The room was a cube, its walls were metallic and shiny. A single large screen eclipsed the entire wall behind him, and a lone lightbulb dangled above.

He tried to move but the chains were welded to the wall, he tried wiggling his fingers beneath the straitjacket, attempting to cast a tiny sigil to corrode the chains.

He managed to wiggle his fingers into creating a tiny sigils, the spell was successfully cast. All he had to do now is to wait, he tried to sit but a chain punctured deep into his cranium restrained him from ever doing so, he tried to bruteforce his way into breaking the chain.

A sound of rustling and clashing chains were heard as Nulls wrestled with the chains. The chains didn't so much as crack, additionally the sounds of the chains was deeply unpleasant to his ears. Finally he gave up and back into his original standing position, it was uncomfortable and agonizing but there isn't much of a choice.

He lets out a deep sigh letting his shoulder relax and his mind to wander off, after all, he had managed to cast a spell.

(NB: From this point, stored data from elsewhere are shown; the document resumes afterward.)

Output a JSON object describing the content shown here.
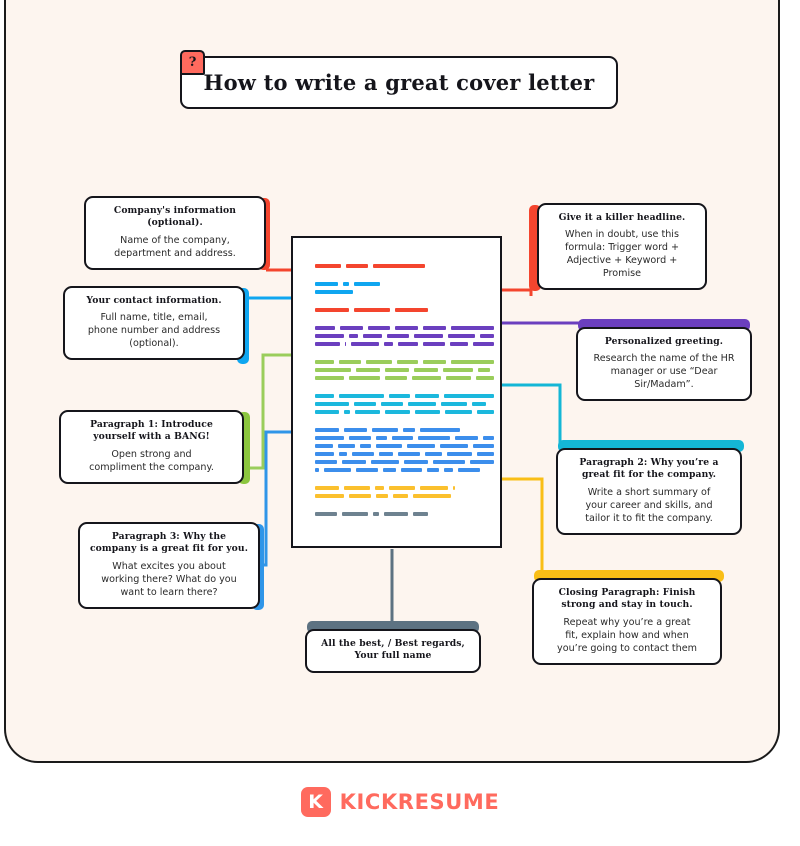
{
  "page": {
    "background": "#FDF5EF",
    "border_color": "#15151B"
  },
  "header": {
    "badge": "?",
    "title": "How to write a great cover letter"
  },
  "footer": {
    "logo_mark": "K",
    "logo_text": "KICKRESUME",
    "brand_color": "#FF6A5E"
  },
  "callouts": [
    {
      "id": "company-information",
      "heading": "Company's information (optional).",
      "body": "Name of the company, department and address.",
      "accent": "#F4452E",
      "accent_side": "right"
    },
    {
      "id": "your-contact-information",
      "heading": "Your contact information.",
      "body": "Full name, title, email, phone number and address (optional).",
      "accent": "#0FA6F0",
      "accent_side": "right"
    },
    {
      "id": "paragraph-1",
      "heading": "Paragraph 1: Introduce yourself with a BANG!",
      "body": "Open strong and compliment the company.",
      "accent": "#8CC councilC"
    },
    {
      "id": "paragraph-3",
      "heading": "Paragraph 3: Why the company is a great fit for you.",
      "body": "What excites you about working there? What do you want to learn there?",
      "accent": "#2F95E8",
      "accent_side": "right"
    },
    {
      "id": "killer-headline",
      "heading": "Give it a killer headline.",
      "body": "When in doubt, use this formula: Trigger word + Adjective + Keyword + Promise",
      "accent": "#F4452E",
      "accent_side": "left"
    },
    {
      "id": "personalized-greeting",
      "heading": "Personalized greeting.",
      "body": "Research the name of the HR manager or use “Dear Sir/Madam”.",
      "accent": "#6B3FBF",
      "accent_side": "top"
    },
    {
      "id": "paragraph-2",
      "heading": "Paragraph 2: Why you’re a great fit for the company.",
      "body": "Write a short summary of your career and skills, and tailor it to fit the company.",
      "accent": "#14B6D6",
      "accent_side": "top"
    },
    {
      "id": "closing-paragraph",
      "heading": "Closing Paragraph: Finish strong and stay in touch.",
      "body": "Repeat why you’re a great fit, explain how and when you’re going to contact them",
      "accent": "#F9BE16",
      "accent_side": "top"
    },
    {
      "id": "signature",
      "heading": "All the best, / Best regards, Your full name",
      "body": "",
      "accent": "#5D7282",
      "accent_side": "top"
    }
  ],
  "callout_text": {
    "company_information": {
      "heading_line1": "Company's information",
      "heading_line2": "(optional).",
      "body_line1": "Name of the company,",
      "body_line2": "department and address."
    },
    "contact_information": {
      "heading_line1": "Your contact information.",
      "body_line1": "Full name, title, email,",
      "body_line2": "phone number and address",
      "body_line3": "(optional)."
    },
    "paragraph1": {
      "heading_line1": "Paragraph 1: Introduce",
      "heading_line2": "yourself with a BANG!",
      "body_line1": "Open strong and",
      "body_line2": "compliment the company."
    },
    "paragraph3": {
      "heading_line1": "Paragraph 3: Why the",
      "heading_line2": "company is a great fit for you.",
      "body_line1": "What excites you about",
      "body_line2": "working there? What do you",
      "body_line3": "want to learn there?"
    },
    "headline": {
      "heading_line1": "Give it a killer headline.",
      "body_line1": "When in doubt, use this",
      "body_line2": "formula: Trigger word +",
      "body_line3": "Adjective + Keyword +",
      "body_line4": "Promise"
    },
    "greeting": {
      "heading_line1": "Personalized greeting.",
      "body_line1": "Research the name of the HR",
      "body_line2": "manager or use “Dear",
      "body_line3": "Sir/Madam”."
    },
    "paragraph2": {
      "heading_line1": "Paragraph 2: Why you’re a",
      "heading_line2": "great fit for the company.",
      "body_line1": "Write a short summary of",
      "body_line2": "your career and skills, and",
      "body_line3": "tailor it to fit the company."
    },
    "closing": {
      "heading_line1": "Closing Paragraph: Finish",
      "heading_line2": "strong and stay in touch.",
      "body_line1": "Repeat why you’re a great",
      "body_line2": "fit, explain how and when",
      "body_line3": "you’re going to contact them"
    },
    "signature": {
      "heading_line1": "All the best, / Best regards,",
      "heading_line2": "Your full name"
    }
  },
  "letter": {
    "colors": {
      "red": "#F4452E",
      "lightblue": "#0FA6F0",
      "purple": "#6B3FBF",
      "green": "#9ACD5B",
      "cyan": "#1BB8DD",
      "blue": "#3C8EEC",
      "yellow": "#FBC02D",
      "gray": "#6E8290"
    },
    "blocks": [
      {
        "color": "red",
        "rows": [
          [
            26,
            22,
            52
          ]
        ]
      },
      {
        "color": "lightblue",
        "rows": [
          [
            23,
            6,
            26
          ],
          [
            38
          ]
        ]
      },
      {
        "color": "red",
        "rows": [
          [
            34,
            36,
            33
          ]
        ]
      },
      {
        "color": "purple",
        "rows": [
          [
            22,
            25,
            24,
            25,
            25,
            47
          ],
          [
            29,
            9,
            19,
            22,
            29,
            27,
            14
          ],
          [
            28,
            2,
            32,
            10,
            22,
            26,
            20,
            24
          ]
        ]
      },
      {
        "color": "green",
        "rows": [
          [
            21,
            24,
            28,
            23,
            25,
            47
          ],
          [
            36,
            24,
            24,
            24,
            30,
            12
          ],
          [
            32,
            33,
            24,
            32,
            27,
            20
          ]
        ]
      },
      {
        "color": "cyan",
        "rows": [
          [
            20,
            47,
            22,
            25,
            52
          ],
          [
            34,
            22,
            22,
            28,
            26,
            14
          ],
          [
            25,
            6,
            26,
            26,
            26,
            28,
            18
          ]
        ]
      },
      {
        "color": "blue",
        "rows": [
          [
            24,
            23,
            26,
            12,
            40
          ],
          [
            33,
            24,
            12,
            24,
            36,
            26,
            12
          ],
          [
            19,
            18,
            12,
            28,
            30,
            30,
            22
          ],
          [
            20,
            8,
            24,
            15,
            23,
            18,
            26,
            18
          ],
          [
            22,
            24,
            28,
            24,
            32,
            24
          ],
          [
            4,
            27,
            22,
            13,
            21,
            12,
            9,
            22
          ]
        ]
      },
      {
        "color": "yellow",
        "rows": [
          [
            24,
            26,
            9,
            26,
            28,
            2
          ],
          [
            29,
            22,
            12,
            15,
            38
          ]
        ]
      },
      {
        "color": "gray",
        "rows": [
          [
            22,
            26,
            6,
            24,
            15
          ]
        ]
      }
    ]
  }
}
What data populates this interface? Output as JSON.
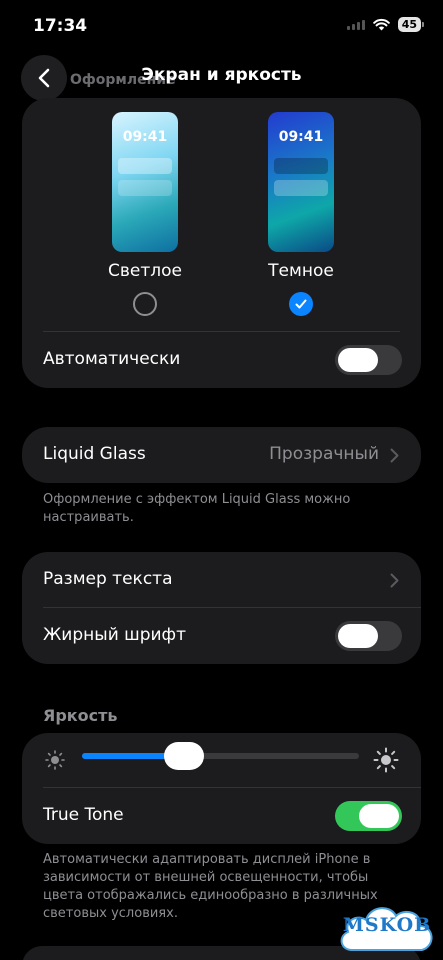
{
  "status_bar": {
    "time": "17:34",
    "battery": "45"
  },
  "nav": {
    "title": "Экран и яркость",
    "behind_header": "Оформление"
  },
  "appearance": {
    "preview_time": "09:41",
    "options": [
      {
        "label": "Светлое",
        "selected": false
      },
      {
        "label": "Темное",
        "selected": true
      }
    ],
    "automatic": {
      "label": "Автоматически",
      "on": false
    }
  },
  "liquid_glass": {
    "label": "Liquid Glass",
    "value": "Прозрачный",
    "footnote": "Оформление с эффектом Liquid Glass можно настраивать."
  },
  "text": {
    "text_size_label": "Размер текста",
    "bold_label": "Жирный шрифт",
    "bold_on": false
  },
  "brightness": {
    "header": "Яркость",
    "level": 0.37,
    "true_tone": {
      "label": "True Tone",
      "on": true
    },
    "footnote": "Автоматически адаптировать дисплей iPhone в зависимости от внешней освещенности, чтобы цвета отображались единообразно в различных световых условиях."
  },
  "watermark": {
    "text": "MSKOB"
  },
  "colors": {
    "accent": "#0a84ff",
    "toggle_on": "#33c759",
    "card": "#1c1c1e",
    "secondary_text": "#8e8e93"
  }
}
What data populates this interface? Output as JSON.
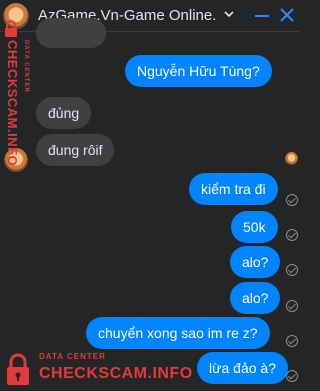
{
  "header": {
    "title": "AzGame.Vn-Game Online.",
    "icons": [
      "avatar",
      "chevron-down-icon",
      "minimize-icon",
      "close-icon"
    ],
    "accent_color": "#2d88ff"
  },
  "messages": [
    {
      "side": "out",
      "text": "Nguyễn Hữu Tùng?"
    },
    {
      "side": "in",
      "text": "đủng"
    },
    {
      "side": "in",
      "text": "đung rôif"
    },
    {
      "side": "out",
      "text": "kiểm tra đi"
    },
    {
      "side": "out",
      "text": "50k"
    },
    {
      "side": "out",
      "text": "alo?"
    },
    {
      "side": "out",
      "text": "alo?"
    },
    {
      "side": "out",
      "text": "chuyển xong sao im re z?"
    },
    {
      "side": "out",
      "text": "lừa đảo à?"
    }
  ],
  "watermark": {
    "top": "DATA CENTER",
    "brand": "CHECKSCAM.INFO"
  },
  "colors": {
    "background": "#242526",
    "incoming_bubble": "#3e4042",
    "outgoing_bubble": "#0084ff",
    "watermark": "#e23b3b"
  }
}
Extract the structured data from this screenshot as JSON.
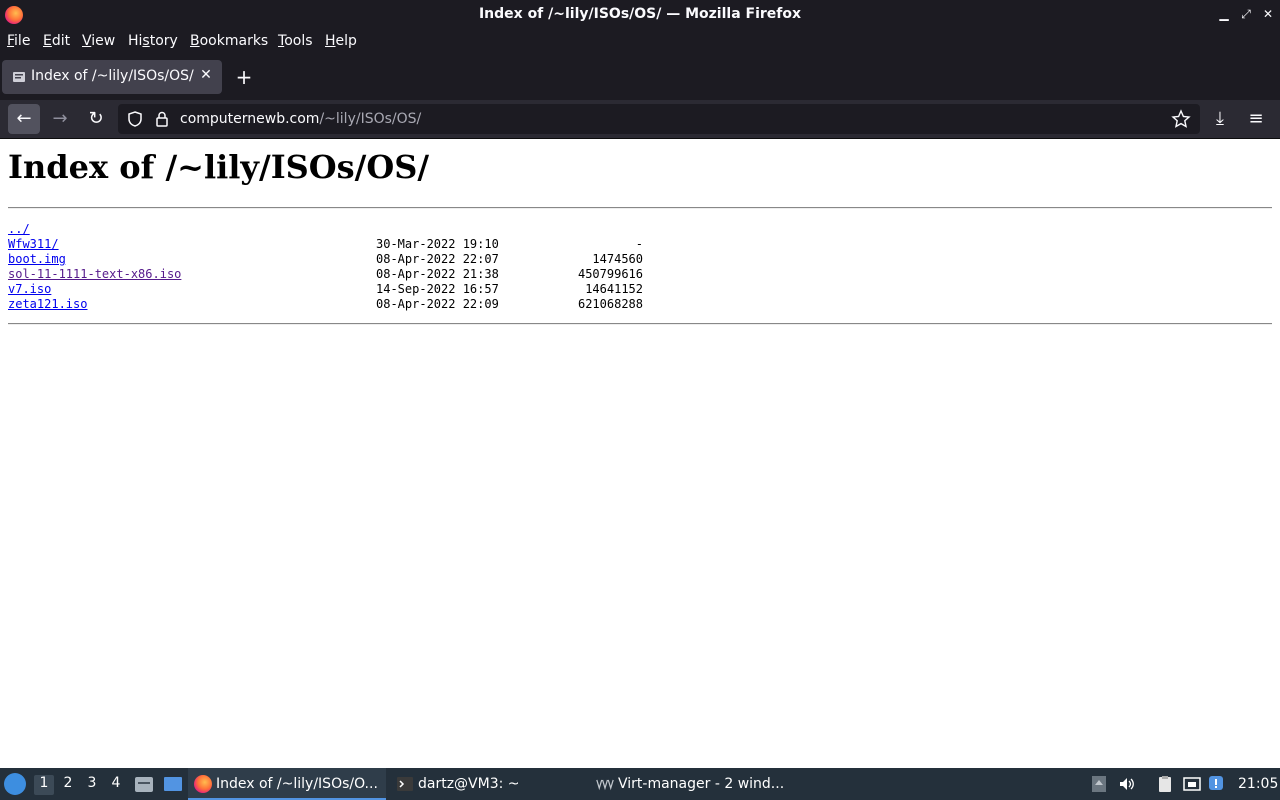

It was only a matter of time before the chains snapped. Having that in mind his only problem are how could he entertained himself during the spare time?

He began moving his eyes rapidly, scanning every inch of the room for a possible flaw. There was none. The cube was somehow perfectly engineered to imprisoned him, as if they know everything about him in the first place. But how?

The thought rang out in his mind, akin to that of a church bell, he still remember each of them they seemingly have a dominion over a certain aspect of reality, he has seen one of them controlled space, matter, energy and many things. Just then he remember of an old Theos proverb.

"Time and place are always a pair, you can't have one without the other. They are a pair, two faces of the same entity."

It was meant to be an unserious epigram, something that Theos playwright removed from their script because of the lack of meaning it had. But Nulls finally saw a link between his situation and the epigraph he finds mediocre and inferior at best.

The corner of his mouth curled up, he could feel the chains tightening inside his spine. He shifted his gaze to Yog's codex and whispered with a little power that he had.

"Humans are interesting aren't they Yog?"